Aside from affecting histone modifications, cleavage of H2A by CTSL could also affect nucleosome structure and stability. Our recent publication using hydrogen deuterium exchange coupled with mass spectrometry (HDX-MS), showed that in a nucleosome context, the N-terminal tail of H2A is protected from exchange34, which is consistent with the finding that histone tail proteolysis destabilize the nucleosome in vitro 35. The loss of the N-terminal tail of H2A likely disrupts DNA-histone interactions that play important roles in the maintenance of nucleosome structure. Indeed, during cellular processes such as replication and transcription, the nucleosome undergoes conformational changes to allow access to DNA. Interestingly, we found that cH2A preferentially interacts with Npl1 (Fig. 5B and C), a protein known to exchange H2A/H2B dimers. Thus, we hypothesized that cH2A-containing nucleosomes are readily exchanged or evicted compared to FL-H2A-containing nucleosomes. To measure the stability of cH2A in cells, we blocked protein synthesis with cycloheximide. We found that while FL-H2A protein levels remain stable for at least eight hours, cH2A undergoes rapid degradation (Fig. 6C). Notably, in our IP-MS experiment, we found that cH2A but not FL-H2A interacted with Trim21 (Fig. 5A), a ubiquitin ligase known to target proteins for proteasomal degradation 36. To investigate whether cH2A was being degraded by the proteasome, cells were treated with the proteasome inhibitor bortezomib and cH2A stability was subsequently monitored for eight hours. As shown in Fig. 6D, the levels of cH2A still decrease after bortezomib treatment.
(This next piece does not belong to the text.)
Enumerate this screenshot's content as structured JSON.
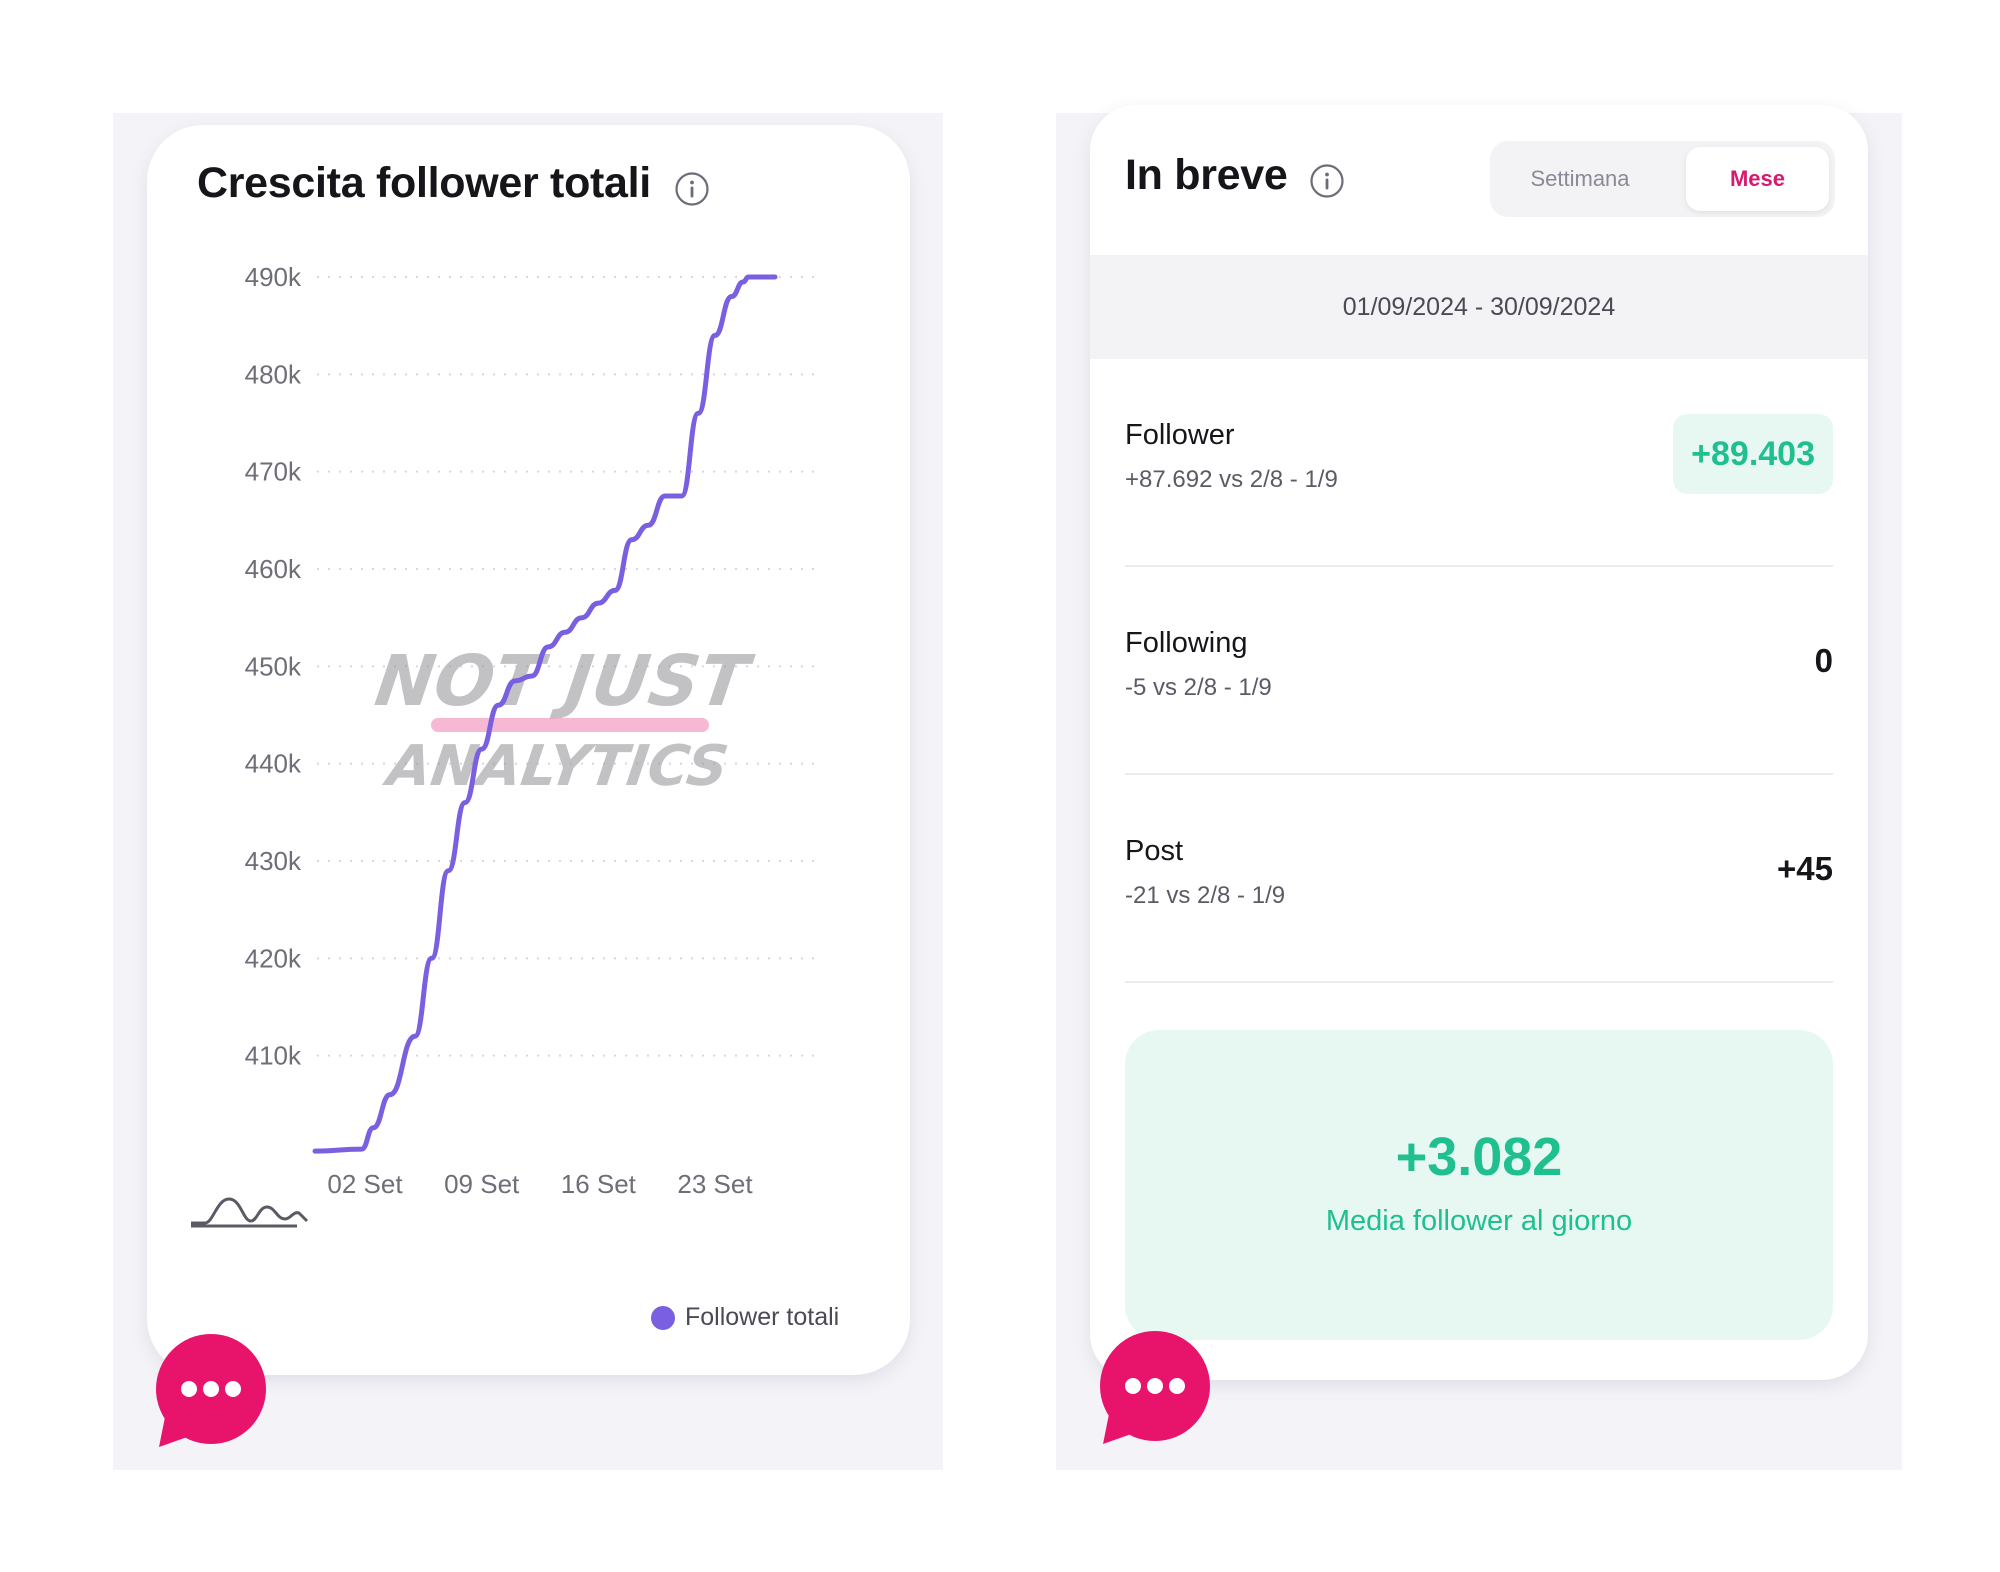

This was further confirmed by treating cells simultaneously with cycloheximide and bortezomib (Fig. 6E), indicating that cH2A may be degraded by another cellular degradation pathway. Overall, our data suggest that histone proteolysis occurs in open chromatin regions to remove key histone PTM sites and disrupt binding interactions, thus facilitating nucleosome destabilization and eviction, and promoting gene silencing of pluripotency related genes.